Fusing Recency into Neural Machine Translation with an Inter-Sentence Gate Model
This addresses translation inconsistency for users of NMT systems, though it is incremental as it builds on existing encoder-decoder frameworks.
The paper tackles the problem of neural machine translation ignoring inter-sentence information, which can lead to ambiguous or inconsistent translations, by proposing an inter-sentence gate model that fuses recency from neighboring sentences, achieving substantial improvements on NIST Chinese-English translation tasks.
Neural machine translation (NMT) systems are usually trained on a large amount of bilingual sentence pairs and translate one sentence at a time, ignoring inter-sentence information. This may make the translation of a sentence ambiguous or even inconsistent with the translations of neighboring sentences.

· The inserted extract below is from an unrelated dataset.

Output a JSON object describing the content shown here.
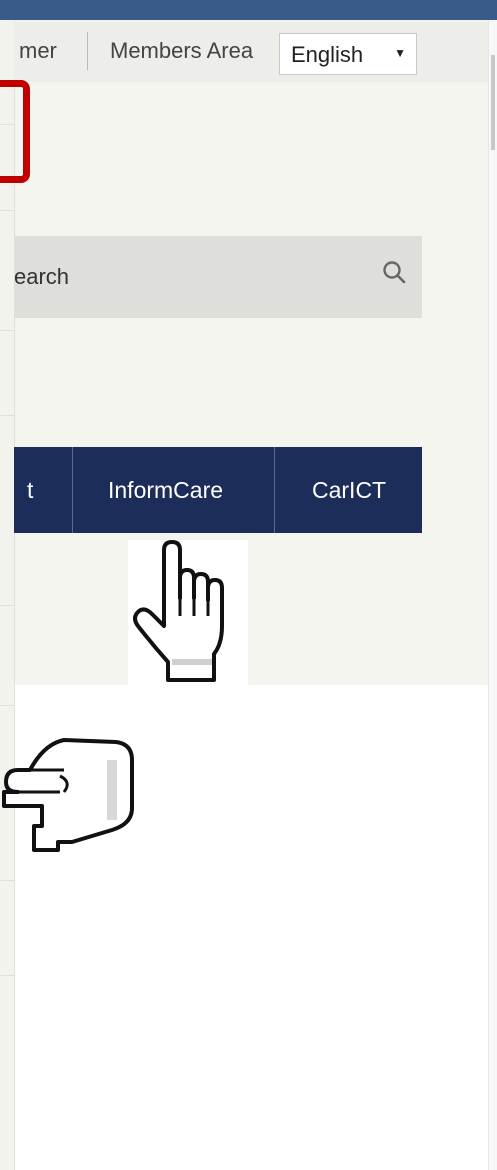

In order to handle this issue, we propose an inter-sentence gate model that uses the same encoder to encode two adjacent sentences and controls the amount of information flowing from the preceding sentence to the translation of the current sentence with an inter-sentence gate. In this way, our proposed model can capture the connection between sentences and fuse recency from neighboring sentences into neural machine translation. On several NIST Chinese-English translation tasks, our experiments demonstrate that the proposed inter-sentence gate model achieves substantial improvements over the baseline.